The democratic reforms of WA's electoral laws will also do away with 'preference harvesting' using Group Voting Tickets, which enabled secret preference deals that allowed a minor party candidate to be elected on just 98 primary votes at this year's State election.
The reforms are based on the recommendations of the Final Report by the independent Ministerial Expert Committee on Electoral Reform, which has been tabled in Parliament.
The report was compiled by an independent expert advisory panel led by Malcolm McCusker AC CVO QC, who was Western Australia's 31st Governor, along with three eminent electoral and constitutional law experts: Professor John Phillimore, Professor Sarah Murray and Professor Martin Drum.
Under the Constitutional and Electoral Legislation Amendment (Electoral Equality) Bill 2021, WA will join other States and the Commonwealth in abolishing Group Voting Tickets and introducing optional preferential voting, to diminish the impact of secret preference deals.
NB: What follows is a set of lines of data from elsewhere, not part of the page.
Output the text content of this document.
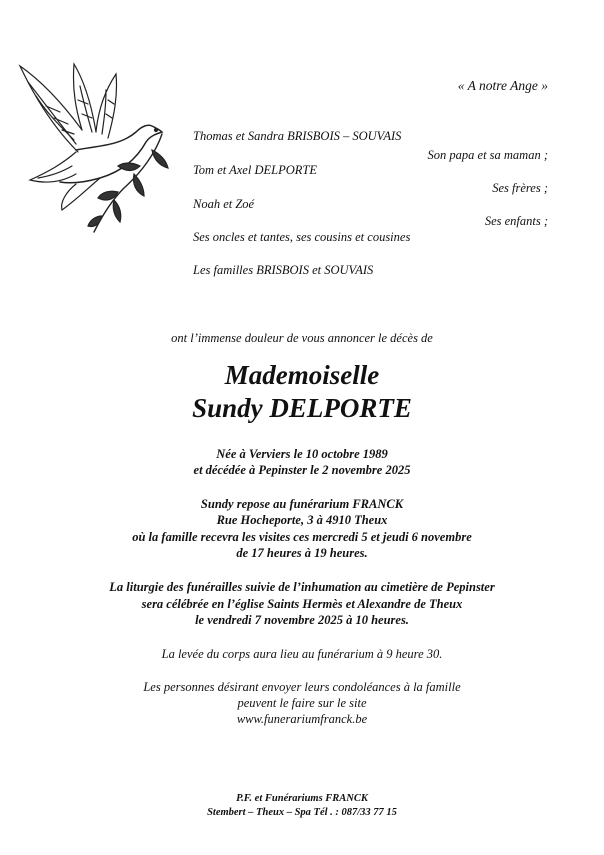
« A notre Ange »
Thomas et Sandra BRISBOIS – SOUVAIS
Son papa et sa maman ;
Tom et Axel DELPORTE
Ses frères ;
Noah et Zoé
Ses enfants ;
Ses oncles et tantes, ses cousins et cousines
Les familles BRISBOIS et SOUVAIS
ont l’immense douleur de vous annoncer le décès de
Mademoiselle
Sundy DELPORTE
Née à Verviers le 10 octobre 1989
et décédée à Pepinster le 2 novembre 2025
Sundy repose au funérarium FRANCK
Rue Hocheporte, 3 à 4910 Theux
où la famille recevra les visites ces mercredi 5 et jeudi 6 novembre
de 17 heures à 19 heures.
La liturgie des funérailles suivie de l’inhumation au cimetière de Pepinster
sera célébrée en l’église Saints Hermès et Alexandre de Theux
le vendredi 7 novembre 2025 à 10 heures.
La levée du corps aura lieu au funérarium à 9 heure 30.
Les personnes désirant envoyer leurs condoléances à la famille
peuvent le faire sur le site
www.funerariumfranck.be
P.F. et Funérariums FRANCK
Stembert – Theux – Spa Tél . : 087/33 77 15
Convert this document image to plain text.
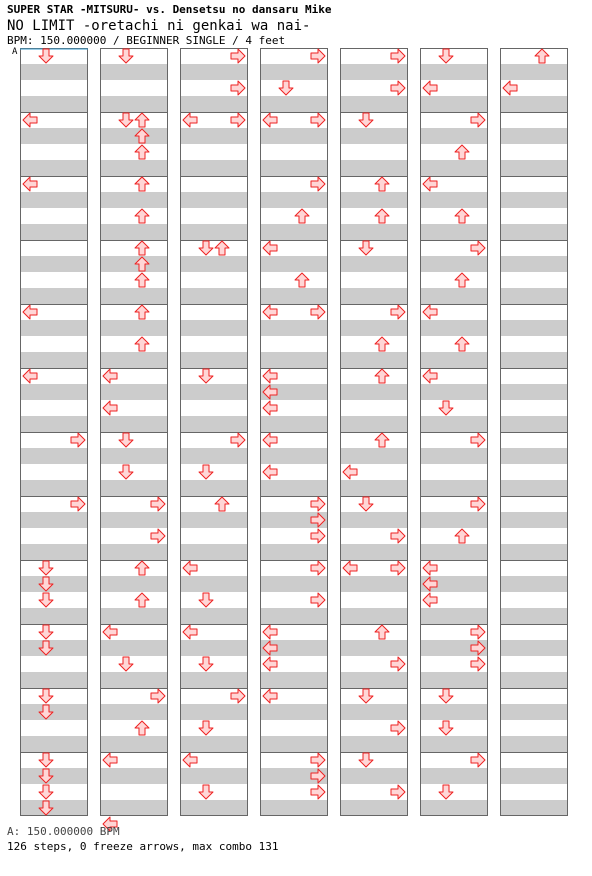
SUPER STAR -MITSURU- vs. Densetsu no dansaru Mike
NO LIMIT -oretachi ni genkai wa nai-
BPM: 150.000000 / BEGINNER SINGLE / 4 feet
A
A: 150.000000 BPM
126 steps, 0 freeze arrows, max combo 131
This will give electors the choice of selecting one or more parties above the line or as many candidates as they choose, subject to a minimum of 20, below the line. In one region at the last election, electors had to vote for all 64 candidates if they chose to vote below the line on the ballot paper.
The report's primary recommendation and the key provision in the Bill is to abolish the three metropolitan and three non-metropolitan regions in favour of a single electorate comprising the entire State, as exists in the New South Wales and South Australian Legislative Councils. It also mirrors the Senate, where WA is one electorate which elects 'Senators for Western Australia', not for a particular district or region.
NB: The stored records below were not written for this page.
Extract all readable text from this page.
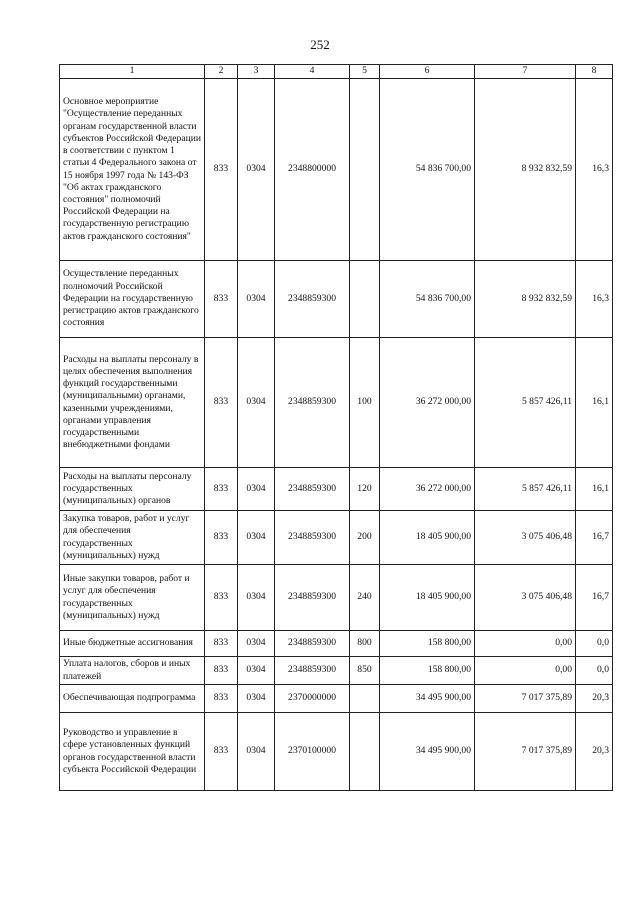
252
1	2	3	4	5	6	7	8
Основное мероприятие "Осуществление переданных органам государственной власти субъектов Российской Федерации в соответствии с пунктом 1 статьи 4 Федерального закона от 15 ноября 1997 года № 143-ФЗ "Об актах гражданского состояния" полномочий Российской Федерации на государственную регистрацию актов гражданского состояния"	833	0304	2348800000		54 836 700,00	8 932 832,59	16,3
Осуществление переданных полномочий Российской Федерации на государственную регистрацию актов гражданского состояния	833	0304	2348859300		54 836 700,00	8 932 832,59	16,3
Расходы на выплаты персоналу в целях обеспечения выполнения функций государственными (муниципальными) органами, казенными учреждениями, органами управления государственными внебюджетными фондами	833	0304	2348859300	100	36 272 000,00	5 857 426,11	16,1
Расходы на выплаты персоналу государственных (муниципальных) органов	833	0304	2348859300	120	36 272 000,00	5 857 426,11	16,1
Закупка товаров, работ и услуг для обеспечения государственных (муниципальных) нужд	833	0304	2348859300	200	18 405 900,00	3 075 406,48	16,7
Иные закупки товаров, работ и услуг для обеспечения государственных (муниципальных) нужд	833	0304	2348859300	240	18 405 900,00	3 075 406,48	16,7
Иные бюджетные ассигнования	833	0304	2348859300	800	158 800,00	0,00	0,0
Уплата налогов, сборов и иных платежей	833	0304	2348859300	850	158 800,00	0,00	0,0
Обеспечивающая подпрограмма	833	0304	2370000000		34 495 900,00	7 017 375,89	20,3
Руководство и управление в сфере установленных функций органов государственной власти субъекта Российской Федерации	833	0304	2370100000		34 495 900,00	7 017 375,89	20,3
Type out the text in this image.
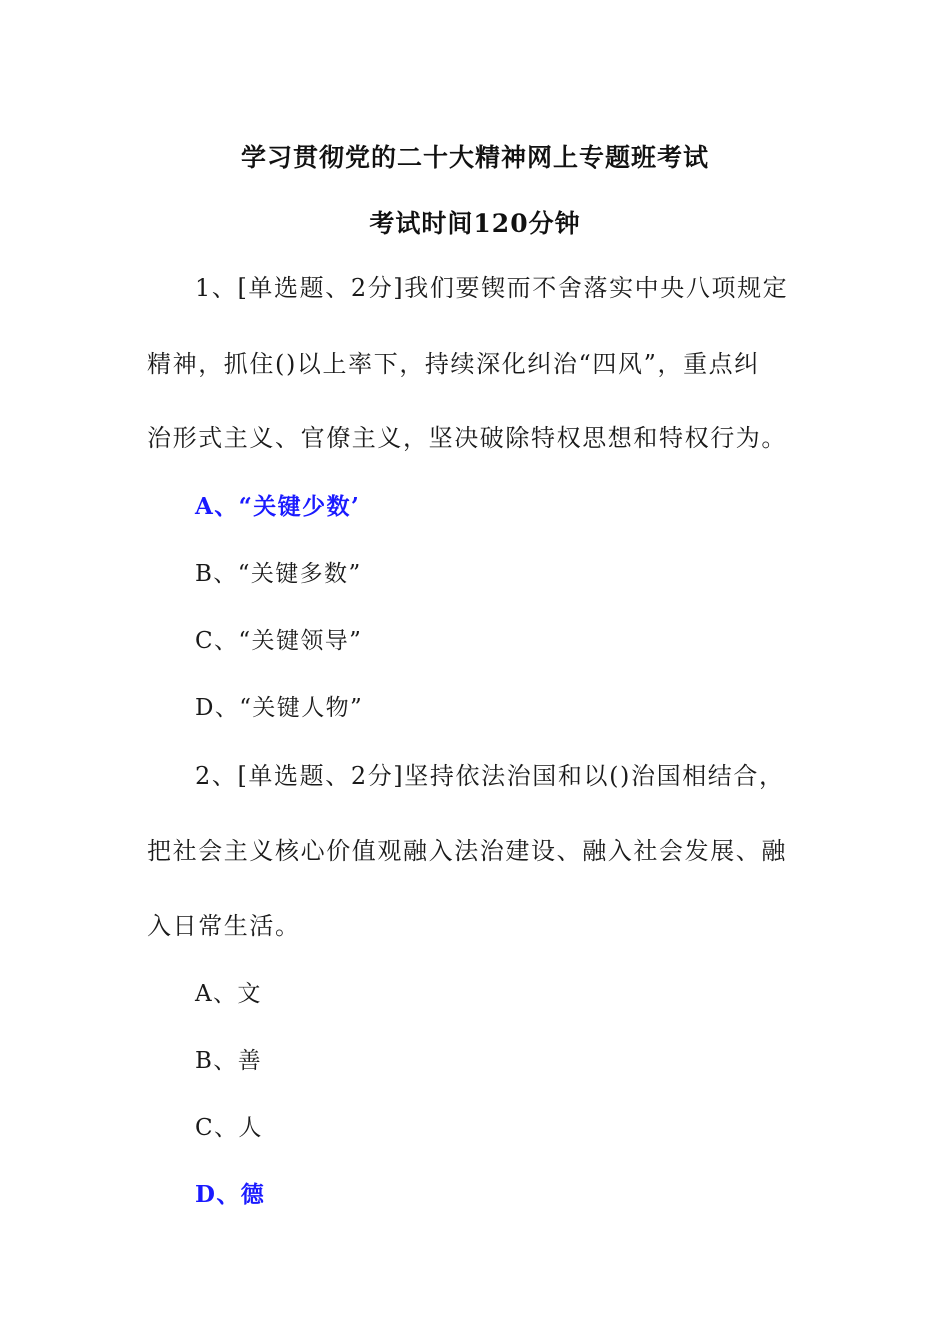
学习贯彻党的二十大精神网上专题班考试
考试时间120分钟
1、[单选题、2分]我们要锲而不舍落实中央八项规定
精神，抓住()以上率下，持续深化纠治“四风”，重点纠
治形式主义、官僚主义，坚决破除特权思想和特权行为。
A、“关键少数’
B、“关键多数”
C、“关键领导”
D、“关键人物”
2、[单选题、2分]坚持依法治国和以()治国相结合，
把社会主义核心价值观融入法治建设、融入社会发展、融
入日常生活。
A、文
B、善
C、人
D、德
Currently in WA, the six regions each return six Legislative Councillors, despite having wildly different populations. The independent Ministerial Expert Committee found the best way to overcome this unfair vote weighting, which gives some electors more than six times the say of their fellow Western Australians, was to implement a single State-wide electorate.
Under the whole State electorate, regional representation is enhanced with 37 Legislative Councillors representing the whole State. Parties and candidates could locate their electorate offices wherever they choose across the State and additional resourcing for regional members of Parliament will remain. This will give the President, like the Speaker of the 59-seat Legislative Assembly, a meaningful casting vote.
The Ministerial Expert Committee report is available at http://www.waelectoralreform.wa.gov.au
As stated by Premier Mark McGowan:
"The March 2021 State election clearly demonstrated that the current system was outdated, broken and not operating in the best interests of democracy.
"The Group Voting Tickets system in the WA Legislative Council has been roundly criticised.
"In addition, the Council currently is the most undemocratic of any State or Territory in Australia. It lags behind most parliaments in the developed world.
"I thank the members of the independent expert panel for thoroughly reviewing the electoral system for the Legislative Council, and to everyone who had their say by making a submission on this important reform."
As stated by Electoral Affairs Minister John Quigley:
"Equality is the cornerstone of democracy and in modern Western Australia everybody's vote should carry the same weight regardless of where they live.
"At the last election for the Legislative Council, a vote in Kalgoorlie was worth three and a half times a vote in Albany. A vote in Wundowie was worth four times more than a vote in Wooroloo, just nine kilometres away.
"WA has previously phased out enhanced voting rights based on land ownership, race, gender and wealth. This is the necessary next step to bring about full voting equality.
"It is similarly beyond time to end the practice of 'preference harvesting' in WA. The community was rightly dumbfounded this year when one Legislative Councillor was elected on 98 votes while 27,000 votes could not secure a seat elsewhere.
"These are sensible and proportionate reforms which will enhance the franchise of all Western Australians and adopt electoral best practice from interstate and overseas."